What affects how quickly your website loads? Why does it matter? There are many different factors which have an effect on how quickly your hotel website loads. Processing power, browser, and bandwidth are just a few. However, the most important thing for you to consider when building your hotel website is the site weight.
Site weight is the digital “weight” of all the pages on your site. Weight comes from images, text, video, and the coding that structures your pages.
Site weight matters because the heavier your site is, the slower it will load. The slower your site loads, the more users you’ll lose. In today’s world of lightning-fast connections, users are trained to leave any website that’s too slow. Don’t let your hotel website be one of them!
How Heavy is too heavy?
To figure that out, we can look at the average page weight today. That’s 2.5 MB as of October 2016, and it’s growing rapidly – page size nearly doubled from 2012 to 2015 (Radware). To keep track of how much your pages and your site weigh, we recommend talking to your web designers about a performance budget.
A performance budget is a group of limits on certain values that affect site performance and speed. There are a few different types or performance budget, but a straightforward one is total page weight. Below, you’ll see an example of a hypothetical performance budget in action.

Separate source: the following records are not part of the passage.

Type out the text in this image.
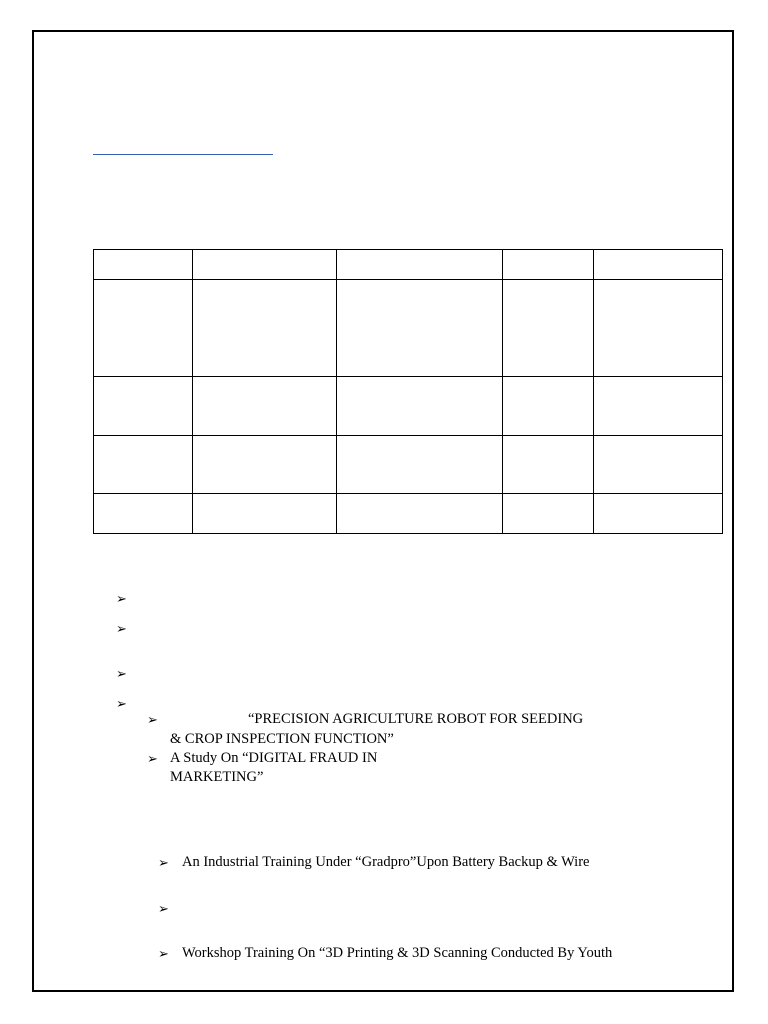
➢
➢
➢
➢
➢	“PRECISION AGRICULTURE ROBOT FOR SEEDING
& CROP INSPECTION FUNCTION”
➢ A Study On “DIGITAL FRAUD IN
MARKETING”
➢ An Industrial Training Under “Gradpro”Upon Battery Backup & Wire
➢
➢ Workshop Training On “3D Printing & 3D Scanning Conducted By Youth
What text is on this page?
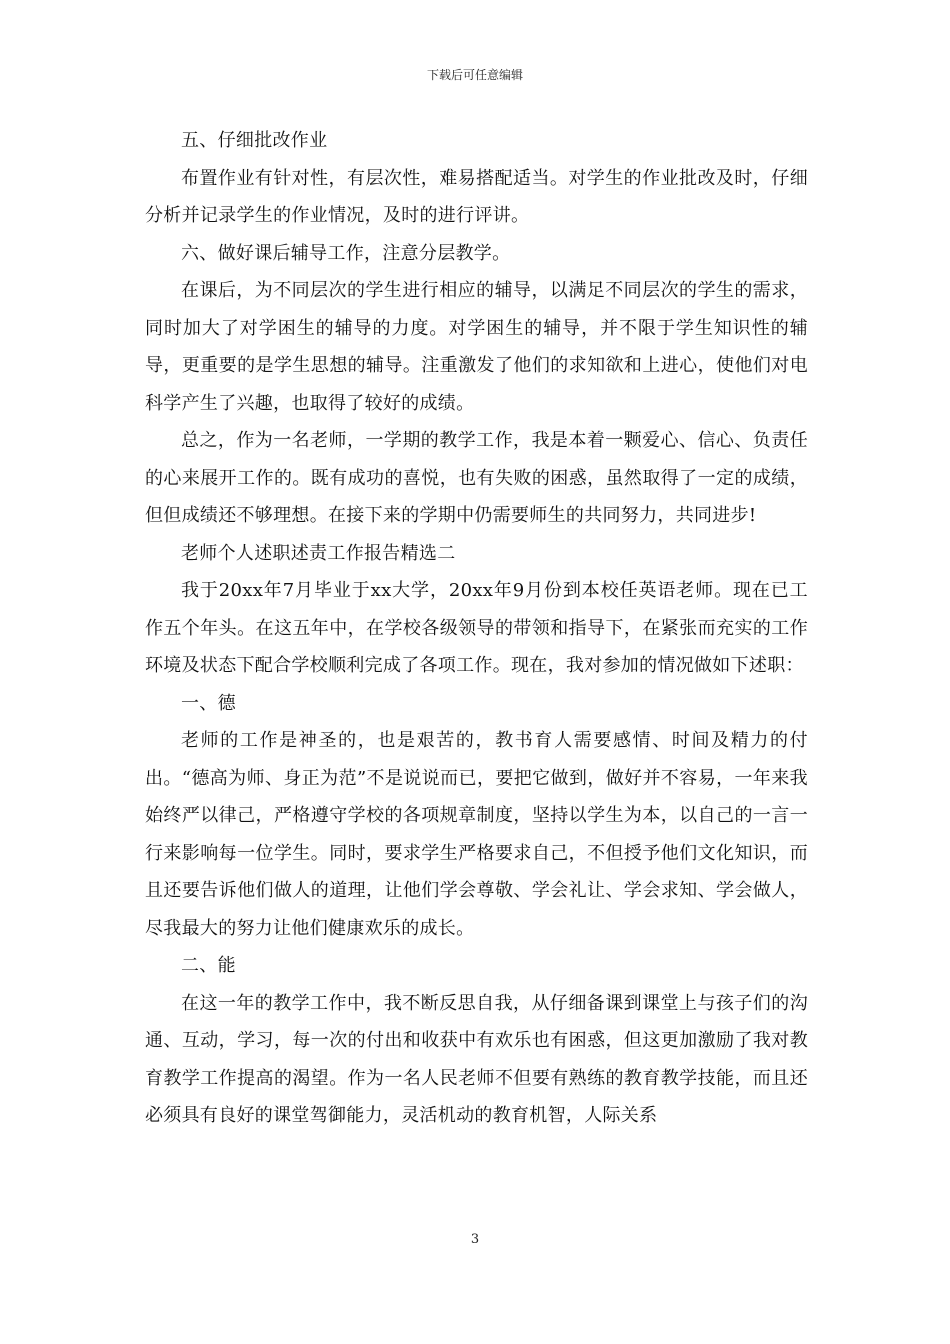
下载后可任意编辑

五、仔细批改作业

布置作业有针对性，有层次性，难易搭配适当。对学生的作业批改及时，仔细分析并记录学生的作业情况，及时的进行评讲。

六、做好课后辅导工作，注意分层教学。

在课后，为不同层次的学生进行相应的辅导，以满足不同层次的学生的需求，同时加大了对学困生的辅导的力度。对学困生的辅导，并不限于学生知识性的辅导，更重要的是学生思想的辅导。注重激发了他们的求知欲和上进心，使他们对电科学产生了兴趣，也取得了较好的成绩。

总之，作为一名老师，一学期的教学工作，我是本着一颗爱心、信心、负责任的心来展开工作的。既有成功的喜悦，也有失败的困惑，虽然取得了一定的成绩，但但成绩还不够理想。在接下来的学期中仍需要师生的共同努力，共同进步!

老师个人述职述责工作报告精选二

我于20xx年7月毕业于xx大学，20xx年9月份到本校任英语老师。现在已工作五个年头。在这五年中，在学校各级领导的带领和指导下，在紧张而充实的工作环境及状态下配合学校顺利完成了各项工作。现在，我对参加的情况做如下述职：

一、德

老师的工作是神圣的，也是艰苦的，教书育人需要感情、时间及精力的付出。“德高为师、身正为范”不是说说而已，要把它做到，做好并不容易，一年来我始终严以律己，严格遵守学校的各项规章制度，坚持以学生为本，以自己的一言一行来影响每一位学生。同时，要求学生严格要求自己，不但授予他们文化知识，而且还要告诉他们做人的道理，让他们学会尊敬、学会礼让、学会求知、学会做人，尽我最大的努力让他们健康欢乐的成长。

二、能

在这一年的教学工作中，我不断反思自我，从仔细备课到课堂上与孩子们的沟通、互动，学习，每一次的付出和收获中有欢乐也有困惑，但这更加激励了我对教育教学工作提高的渴望。作为一名人民老师不但要有熟练的教育教学技能，而且还必须具有良好的课堂驾御能力，灵活机动的教育机智，人际关系

3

For this example, we have set ourselves a Total Page size of 2 MB to work with, which would give a download time of less than a second on an average 4G connection.
What’s weighing your website down?
Images are a huge part of any site, and that’s especially true for hotels. Images are almost always the heaviest part of your website. In fact, the hotel sites we build at Net Affinity are usually 70-80% images, in terms of weight.
Since visuals are so vital for hotels, it makes sense that you want to show off your property from every angle. However, the key is balance! Balance your site performance with how many images you want in your galleries and on your pages. Remember that for every image, you’re adding on a small fraction of time to your load speed.
Time is money when it comes to site speed. For every additional second a website takes to load, many users will abandon your site. Also, for mobile users with limited data, loading dozens of images will literally cost them money.
Conclusion
To conclude, there are two things you can do when you’re thinking about site weight: you can talk to your web designer about creating a performance budget, and you should consider removing unnecessary images.
If you create a performance budget, make sure to do it at the very beginning of the design process. If you decide to use one halfway through, you’ll likely have to go back to the start! For images, remember that they are almost certainly taking up the vast bulk of your website. Look at how many images guests are actually viewing. Keep your images to the best and most essential.